Triton kembali duduk di atas singgasana kebanggaan. Napasnya memburu sebab angkaranya begitu melambung. Ekor hijau gelap yang bercampur biru itu bergerak-gerak gelisah. Terlihat jelas bahwa hatinya tidak dalam kondisi baik.

“Bahkan di saat aku sudah berhasil menguasai Thalassic … kau tetap tidak memandangku, Beryl ….” Triton memejamkan mata sejenak sebelum kembali membukanya seraya menampilkan tatapan murka. “Panggil semua anggota penyerang! Keluarkan ikan-ikan pembunuh! Malam ini … kita akan memperluas kerajaan dan memusnahkan Aquos!” titahnya pada para penjaga.

“Kali ini akan kupastikan tahta ini hanya menjadi milikku, dan Beryl … hanya melihat dan mendengarkanku. Hanya aku!”

Malam itu Aquos yang harusnya tenang seperti malam-malam biasanya, tiba-tiba menjadi begitu ribut. Aquos memang tidak pernah sepi. Namun kali ini keributan yang terdengar jelas bukan sesuatu yang bisa dinilai seperti biasanya. Dari jarak yang terbilang masih jauh, suara teriakan anarkis dan gemuruh ribut begitu jelas terdengar.

Semua kegiatan berhenti, termasuk latihan rutin di malam hari. Para penduduk Aquos memusatkan atensi pada kumpulan barakuda yang menyerbu tiba-tiba. Diameter mata mereka melebar. Berenang tidak tentu arah sehingga menghasilkan suara ribut dari kibasan ekor. Tidak, penduduk Aquos tidak kabur karena takut. Mereka hanya mengambil waktu sejenak untuk bersiap dengan senjata perang.

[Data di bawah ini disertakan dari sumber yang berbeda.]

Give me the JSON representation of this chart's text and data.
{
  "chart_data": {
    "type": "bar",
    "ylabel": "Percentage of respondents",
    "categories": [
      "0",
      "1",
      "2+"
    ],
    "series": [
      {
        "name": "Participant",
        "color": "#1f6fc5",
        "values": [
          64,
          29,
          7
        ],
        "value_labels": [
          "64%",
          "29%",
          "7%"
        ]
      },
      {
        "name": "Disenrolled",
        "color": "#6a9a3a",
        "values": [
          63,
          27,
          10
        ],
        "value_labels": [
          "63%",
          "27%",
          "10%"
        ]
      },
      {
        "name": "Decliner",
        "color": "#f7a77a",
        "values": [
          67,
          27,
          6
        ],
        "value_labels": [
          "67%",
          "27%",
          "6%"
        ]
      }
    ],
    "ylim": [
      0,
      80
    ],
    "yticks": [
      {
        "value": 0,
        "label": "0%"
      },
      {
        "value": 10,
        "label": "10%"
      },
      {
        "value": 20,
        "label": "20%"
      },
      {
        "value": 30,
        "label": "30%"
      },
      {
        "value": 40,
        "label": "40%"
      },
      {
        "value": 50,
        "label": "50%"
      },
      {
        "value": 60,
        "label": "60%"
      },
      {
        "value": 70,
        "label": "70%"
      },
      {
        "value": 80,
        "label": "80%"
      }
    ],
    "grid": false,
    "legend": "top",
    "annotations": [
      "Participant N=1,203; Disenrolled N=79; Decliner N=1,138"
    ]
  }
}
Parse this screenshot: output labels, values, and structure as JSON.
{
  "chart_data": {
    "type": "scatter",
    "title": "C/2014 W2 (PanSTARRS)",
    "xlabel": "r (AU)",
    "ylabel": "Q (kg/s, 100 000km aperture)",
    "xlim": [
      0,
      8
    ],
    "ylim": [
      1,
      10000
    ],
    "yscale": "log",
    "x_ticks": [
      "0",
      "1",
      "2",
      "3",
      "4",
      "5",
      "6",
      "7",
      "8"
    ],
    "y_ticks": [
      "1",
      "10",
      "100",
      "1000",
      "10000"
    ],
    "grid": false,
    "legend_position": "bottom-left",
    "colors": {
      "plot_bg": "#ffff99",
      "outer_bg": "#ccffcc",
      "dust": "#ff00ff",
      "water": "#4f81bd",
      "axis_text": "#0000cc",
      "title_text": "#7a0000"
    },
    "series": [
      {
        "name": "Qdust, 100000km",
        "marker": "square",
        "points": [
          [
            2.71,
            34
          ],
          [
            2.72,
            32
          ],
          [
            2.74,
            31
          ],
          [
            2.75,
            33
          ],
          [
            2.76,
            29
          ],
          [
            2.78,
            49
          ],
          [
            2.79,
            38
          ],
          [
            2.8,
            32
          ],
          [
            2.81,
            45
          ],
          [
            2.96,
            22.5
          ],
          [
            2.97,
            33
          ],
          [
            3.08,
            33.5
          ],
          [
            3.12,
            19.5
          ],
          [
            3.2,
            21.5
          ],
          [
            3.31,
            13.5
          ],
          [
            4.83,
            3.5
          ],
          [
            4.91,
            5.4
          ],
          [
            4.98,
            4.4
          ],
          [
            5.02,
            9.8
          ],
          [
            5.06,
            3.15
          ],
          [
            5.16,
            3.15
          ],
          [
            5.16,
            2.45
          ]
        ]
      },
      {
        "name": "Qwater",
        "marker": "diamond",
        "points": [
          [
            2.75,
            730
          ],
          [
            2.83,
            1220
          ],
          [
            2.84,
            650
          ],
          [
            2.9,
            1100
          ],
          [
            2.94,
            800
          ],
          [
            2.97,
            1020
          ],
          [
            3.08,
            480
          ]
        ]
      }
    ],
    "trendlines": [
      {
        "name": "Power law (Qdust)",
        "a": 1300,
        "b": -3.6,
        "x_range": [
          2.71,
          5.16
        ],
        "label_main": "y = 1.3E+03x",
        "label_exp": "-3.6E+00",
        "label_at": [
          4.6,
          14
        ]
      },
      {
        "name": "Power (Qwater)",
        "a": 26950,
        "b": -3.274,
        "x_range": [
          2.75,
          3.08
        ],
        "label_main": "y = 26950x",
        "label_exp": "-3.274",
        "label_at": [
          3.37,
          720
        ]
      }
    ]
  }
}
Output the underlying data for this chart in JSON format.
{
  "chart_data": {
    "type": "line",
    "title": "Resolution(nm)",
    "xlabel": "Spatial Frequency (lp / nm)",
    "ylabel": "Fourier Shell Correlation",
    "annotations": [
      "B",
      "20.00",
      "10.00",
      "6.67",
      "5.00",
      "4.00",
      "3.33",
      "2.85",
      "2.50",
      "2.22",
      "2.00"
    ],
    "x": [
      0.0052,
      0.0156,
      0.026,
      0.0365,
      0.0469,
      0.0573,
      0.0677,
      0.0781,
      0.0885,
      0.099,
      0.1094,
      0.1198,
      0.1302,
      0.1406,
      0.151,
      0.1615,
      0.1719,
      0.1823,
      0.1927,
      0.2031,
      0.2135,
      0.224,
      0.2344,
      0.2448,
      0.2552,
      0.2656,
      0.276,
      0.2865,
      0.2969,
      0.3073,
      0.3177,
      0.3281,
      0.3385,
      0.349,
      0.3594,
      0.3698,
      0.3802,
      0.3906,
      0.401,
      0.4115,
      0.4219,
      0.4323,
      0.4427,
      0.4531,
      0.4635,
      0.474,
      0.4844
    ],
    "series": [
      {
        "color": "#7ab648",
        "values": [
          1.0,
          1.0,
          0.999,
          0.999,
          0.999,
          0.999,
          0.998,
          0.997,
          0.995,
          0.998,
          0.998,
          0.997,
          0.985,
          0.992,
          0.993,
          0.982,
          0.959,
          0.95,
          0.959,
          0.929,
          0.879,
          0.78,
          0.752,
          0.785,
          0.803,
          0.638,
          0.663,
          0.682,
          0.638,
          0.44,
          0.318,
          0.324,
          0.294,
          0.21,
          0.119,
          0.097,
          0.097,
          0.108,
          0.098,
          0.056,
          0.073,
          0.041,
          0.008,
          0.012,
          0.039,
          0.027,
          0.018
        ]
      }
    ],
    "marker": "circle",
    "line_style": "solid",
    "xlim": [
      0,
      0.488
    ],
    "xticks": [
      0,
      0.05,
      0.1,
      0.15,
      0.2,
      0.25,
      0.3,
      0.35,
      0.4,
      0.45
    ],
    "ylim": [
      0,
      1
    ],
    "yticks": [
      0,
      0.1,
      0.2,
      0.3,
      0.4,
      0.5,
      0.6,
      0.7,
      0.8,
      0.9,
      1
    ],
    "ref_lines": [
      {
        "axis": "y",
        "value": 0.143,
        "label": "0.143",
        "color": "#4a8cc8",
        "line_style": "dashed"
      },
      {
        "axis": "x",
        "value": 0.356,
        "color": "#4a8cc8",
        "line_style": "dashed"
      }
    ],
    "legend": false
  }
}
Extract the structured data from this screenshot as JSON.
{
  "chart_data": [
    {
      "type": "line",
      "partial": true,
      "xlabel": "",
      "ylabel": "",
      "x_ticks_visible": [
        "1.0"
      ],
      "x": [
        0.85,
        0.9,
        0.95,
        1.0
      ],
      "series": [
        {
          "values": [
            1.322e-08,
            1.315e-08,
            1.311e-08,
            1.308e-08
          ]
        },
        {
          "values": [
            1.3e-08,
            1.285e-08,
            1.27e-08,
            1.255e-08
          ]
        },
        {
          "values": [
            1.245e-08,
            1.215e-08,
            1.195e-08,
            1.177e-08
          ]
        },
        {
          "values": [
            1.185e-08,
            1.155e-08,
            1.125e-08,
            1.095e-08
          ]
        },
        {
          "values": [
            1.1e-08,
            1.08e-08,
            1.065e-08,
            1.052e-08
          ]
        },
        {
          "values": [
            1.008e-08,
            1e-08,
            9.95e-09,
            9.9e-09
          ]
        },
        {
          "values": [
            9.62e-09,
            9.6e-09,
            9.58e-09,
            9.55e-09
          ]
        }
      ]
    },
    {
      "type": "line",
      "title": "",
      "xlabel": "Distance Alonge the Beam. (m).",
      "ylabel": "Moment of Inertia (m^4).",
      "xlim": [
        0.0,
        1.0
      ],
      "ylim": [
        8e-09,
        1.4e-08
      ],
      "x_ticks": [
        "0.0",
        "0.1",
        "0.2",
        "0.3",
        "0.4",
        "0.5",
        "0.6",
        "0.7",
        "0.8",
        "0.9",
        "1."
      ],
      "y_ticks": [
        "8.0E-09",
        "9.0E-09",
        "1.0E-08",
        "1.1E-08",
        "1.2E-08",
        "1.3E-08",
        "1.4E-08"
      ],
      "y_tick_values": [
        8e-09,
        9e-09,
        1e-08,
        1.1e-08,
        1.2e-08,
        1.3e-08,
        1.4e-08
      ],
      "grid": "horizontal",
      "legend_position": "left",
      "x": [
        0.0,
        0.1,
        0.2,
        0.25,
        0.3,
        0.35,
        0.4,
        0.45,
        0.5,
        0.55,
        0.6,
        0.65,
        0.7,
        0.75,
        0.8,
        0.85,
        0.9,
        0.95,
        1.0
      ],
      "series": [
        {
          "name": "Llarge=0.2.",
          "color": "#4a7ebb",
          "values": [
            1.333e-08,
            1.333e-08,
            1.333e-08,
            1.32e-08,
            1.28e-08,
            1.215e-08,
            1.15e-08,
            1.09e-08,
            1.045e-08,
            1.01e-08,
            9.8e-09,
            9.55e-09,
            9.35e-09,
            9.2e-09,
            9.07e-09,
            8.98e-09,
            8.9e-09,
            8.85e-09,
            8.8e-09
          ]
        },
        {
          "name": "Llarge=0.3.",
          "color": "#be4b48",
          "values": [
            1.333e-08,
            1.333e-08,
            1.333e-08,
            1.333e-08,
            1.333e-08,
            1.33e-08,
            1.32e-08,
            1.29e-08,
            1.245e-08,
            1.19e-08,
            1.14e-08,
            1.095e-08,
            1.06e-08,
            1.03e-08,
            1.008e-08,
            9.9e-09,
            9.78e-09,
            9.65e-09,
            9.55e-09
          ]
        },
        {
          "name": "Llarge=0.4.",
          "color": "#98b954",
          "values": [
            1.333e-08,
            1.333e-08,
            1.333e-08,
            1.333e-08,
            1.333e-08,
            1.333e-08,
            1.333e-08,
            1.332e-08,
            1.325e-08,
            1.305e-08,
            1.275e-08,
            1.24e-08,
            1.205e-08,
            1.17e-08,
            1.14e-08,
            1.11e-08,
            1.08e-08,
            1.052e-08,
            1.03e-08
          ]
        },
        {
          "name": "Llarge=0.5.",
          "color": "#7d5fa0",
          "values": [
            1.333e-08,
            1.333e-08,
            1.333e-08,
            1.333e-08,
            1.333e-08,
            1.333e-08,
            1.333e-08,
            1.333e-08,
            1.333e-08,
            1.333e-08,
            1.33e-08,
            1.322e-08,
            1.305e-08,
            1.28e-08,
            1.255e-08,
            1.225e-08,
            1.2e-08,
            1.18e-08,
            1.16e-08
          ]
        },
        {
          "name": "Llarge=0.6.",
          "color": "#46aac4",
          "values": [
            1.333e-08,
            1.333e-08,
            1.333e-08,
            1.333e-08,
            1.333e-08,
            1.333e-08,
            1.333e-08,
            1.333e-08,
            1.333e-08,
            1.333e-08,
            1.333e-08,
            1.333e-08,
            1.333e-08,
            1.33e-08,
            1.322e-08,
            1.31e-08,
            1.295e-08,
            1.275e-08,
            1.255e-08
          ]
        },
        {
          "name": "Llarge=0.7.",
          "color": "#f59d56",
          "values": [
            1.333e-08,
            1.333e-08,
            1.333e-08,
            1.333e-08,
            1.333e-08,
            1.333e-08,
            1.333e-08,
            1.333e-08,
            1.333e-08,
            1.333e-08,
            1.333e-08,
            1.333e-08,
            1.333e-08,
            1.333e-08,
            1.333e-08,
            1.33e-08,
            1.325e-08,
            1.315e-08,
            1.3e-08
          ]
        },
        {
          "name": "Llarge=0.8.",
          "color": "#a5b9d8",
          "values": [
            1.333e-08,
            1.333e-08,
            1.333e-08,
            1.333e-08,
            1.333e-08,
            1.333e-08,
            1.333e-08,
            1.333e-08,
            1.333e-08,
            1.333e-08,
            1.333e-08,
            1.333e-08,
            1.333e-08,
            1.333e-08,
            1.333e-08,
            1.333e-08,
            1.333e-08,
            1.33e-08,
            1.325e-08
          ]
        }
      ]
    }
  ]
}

Raut wajah mereka mengeras dengan alis menukik tajam. Tubuh bagian atas sedikit merunduk. Kedua telapak tangan menggenggam apik senjata masing-masing saat melihat penjaga istana Thalassic datang tanpa permisi dengan raut wajah penuh angkara.

Sraassshh

Tebasan pedang terdengar begitu nyaring. Kilat cahaya dari trisula saling beradu. Bahkan ikan-ikan laut yang memiliki mulut runcing serupa pedang ikut ambil peran saat menyerang Aquos yang nyatanya tidak mengetahui sebab dari penyerangan kerajaan Thalassic.

“Astrapí!” Kali ini kilatan cahaya serupa petir saling beradu, membuat bebatuan kokoh hancur lebur karena mantra penghancur yang Triton layangkan.

Mendengar ribut-ribut tidak wajar, Navie memilih bangkit dari tempatnya. Kembali memandang Aquos dari celah koral sebelum akhirnya berteriak lantang hingga membangunkan Beryl.

“BERYL, AQUOS DISERANG!” Tanpa pikir panjang Navie mengambil tombak yang berada tidak jauh darinya. Mengepakkan ekor secepat mungkin agar sampai ke pusat Aquos.

“COBALT!” Di sana, Navie menyaksikan bagaimana ekor Cobalt —sang pemimpin Aquos— terluka. Sirip ekornya kini hanya tinggal satu dengan darah merah kehitaman yang mengalir deras.

“Hi, Navie … old friend?” Senyum pongah terpatri di wajah Triton yang kini sedang dikawal oleh penjaga istana Thalassic.

“Hentikan, Triton!” bentak Navie.

“Kembalikan Beryl pada Thalassic. Kau jelas-jelas bisa dianggap sebagai penjahat karena menculik calon ratu Thalassic.”

Beryl tersentak begitu mendengar namanya disebut. Calon ratu katanya? “Aku datang ke sini atas keinginanku sendiri ja –“

“Iya, calon ratuku … dimengerti. Jadi, ayo kembali ke tempat di mana kau seharusnya berada.” Suara Triton selalu terdengar lembut jika berhadapan dengan Beryl.

Mendengar itu Navie terkekeh ringan, hampir saja melepas tawa sebenarnya. Tampaknya Triton tidak sadar dengan ucapannya. Lantas, yang dilakukan Navie sedikit membuat Triton penasaran. Dengan alis terangkat satu, Triton memandang uluran tangan Navie yang kini hanya berjarak beberapa centimeter darinya.

“Biar kuulangi,” ucap Navie. “Kita sudahi saja main tukar perannya. Jadi, ayo kembali ke tempat di mana kau seharusnya berada … Triton?” Navie sengaja mengucap kalimatnya dengan nada yang Triton buat sebelumnya.